開催中天気の良かった札幌芝コースは逃げ先行馬で決まるレースが多く、馬場も追い込み脚質に合わなかった中ですが、ラストの末脚はしっかり使えています。距離を伸ばして新潟のマイル戦あたりで見てみたいですね。前が止まる展開になれば後方から末脚に乗じて更に上の着順が目指せるはずです。
総評
土曜新馬戦の3レースで勝った馬たちはどの馬も人気は他馬に譲ったものの、勝ち方はそれぞれの持ち味を活かしたものとなりました。
既に新馬戦3勝のドレフォン、ロードカナロアがリーディングサイアー争いで一歩リードしています。

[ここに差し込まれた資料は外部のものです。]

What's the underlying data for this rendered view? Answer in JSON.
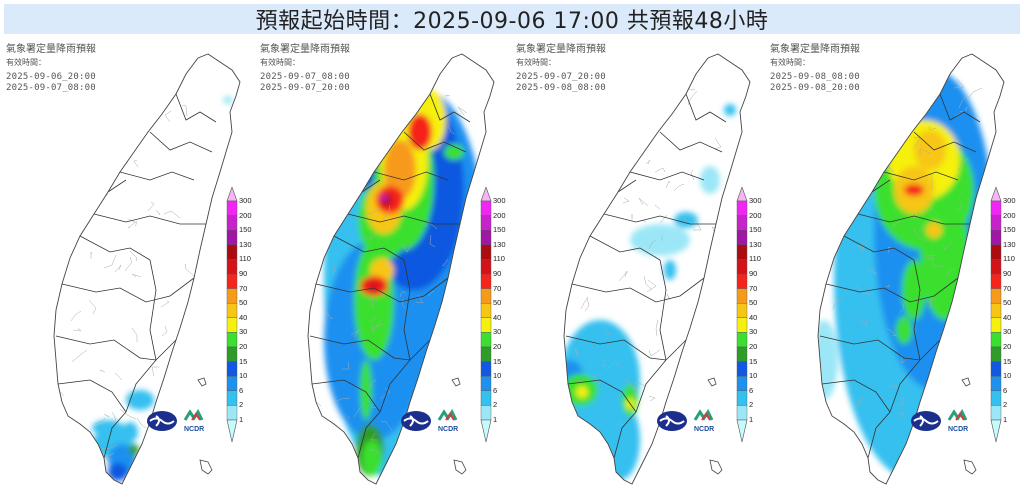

特にドレフォン産駒は東京芝1400m、東京芝1800m、阪神ダート1200mと3勝異なる距離で勝馬が出たので、今後の産駒にも更に期待が集まるのではないでしょうか。特にジオグリフの新馬戦勝利はドレフォン産駒が一介の短距離種牡馬ではないことを示すことができた好例になるでしょう。
意外なことに、ディープインパクト産駒はコマンドラインの1勝、キングカメハメハ産駒もポメランチェと未勝利戦を勝ち上がったスタニングローズの2勝と、差は開いておりません。こちらも有力馬はまだまだこれからのデビューなので、産駒たちの動向にも注目しましょう。